Sometimes a college student comes to me with a very clear set of restrictions: “I know my resume is good because my college professor [or best friend/spouse/parent] helped me with it, so all I need is a cover letter.”
More times than I like to admit, I look at the resume and/or cover letter and realize that this is a job seeker who has been led astray by well-meaning people. Resume writing is a profession, and I am credentialed and certified in that profession. Plus, I make it my business to know what hiring managers are looking for right now in resume content and format.
Let’s take the example of a college student helped by a professor. The professor is likely thinking in terms of the college career services agency. Resumes that from career services have a standard format: they don’t have the resources to individualize resumes and the standard format lets an interviewer easily work through and compare dozens of student resumes sent by the agency at the same time.

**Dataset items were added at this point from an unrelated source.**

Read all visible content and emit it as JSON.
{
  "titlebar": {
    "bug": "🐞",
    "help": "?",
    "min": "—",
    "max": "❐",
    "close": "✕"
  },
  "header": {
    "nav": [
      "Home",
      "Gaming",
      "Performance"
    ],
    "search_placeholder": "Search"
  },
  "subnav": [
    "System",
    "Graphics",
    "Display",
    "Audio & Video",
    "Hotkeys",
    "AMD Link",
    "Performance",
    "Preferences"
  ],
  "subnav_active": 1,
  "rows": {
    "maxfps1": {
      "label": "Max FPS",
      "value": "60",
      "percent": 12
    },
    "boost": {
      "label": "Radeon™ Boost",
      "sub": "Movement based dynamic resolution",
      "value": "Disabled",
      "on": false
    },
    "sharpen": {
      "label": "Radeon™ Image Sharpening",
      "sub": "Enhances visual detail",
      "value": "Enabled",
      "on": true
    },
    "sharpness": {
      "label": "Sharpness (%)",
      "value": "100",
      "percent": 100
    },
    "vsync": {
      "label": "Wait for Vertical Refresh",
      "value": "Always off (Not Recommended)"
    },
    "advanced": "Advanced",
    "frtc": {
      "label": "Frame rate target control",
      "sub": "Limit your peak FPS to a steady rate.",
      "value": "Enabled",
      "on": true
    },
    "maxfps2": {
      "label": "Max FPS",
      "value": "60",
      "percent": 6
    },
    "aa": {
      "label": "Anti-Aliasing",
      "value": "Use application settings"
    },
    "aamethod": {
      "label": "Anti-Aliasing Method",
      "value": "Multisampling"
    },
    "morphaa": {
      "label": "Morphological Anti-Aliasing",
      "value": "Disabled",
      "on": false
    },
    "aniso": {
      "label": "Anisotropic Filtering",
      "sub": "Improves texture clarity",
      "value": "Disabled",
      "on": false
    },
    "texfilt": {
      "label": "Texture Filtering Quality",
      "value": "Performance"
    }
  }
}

Outside the college career services agency, the purpose of a resume is different. You want your resume to get an interview for you—and you alone. This is not a reflection on the career services agencies, which provide a very helpful service. However, your agency resume is not the resume you should be sending out to companies where you will be competing with people from different schools and with different educational background, experience, and their own professionally written resumes.
When a job seeker comes to me with a poor quality resume, I am always polite but I am always honest. Sometimes they entrust me with the cover letter and then realize the big gap between the quality of the cover letter and the quality of the sub-par resume. Sometimes they visit the civilian resumes and federal resumes on my website and see the difference between what they have and what they could have.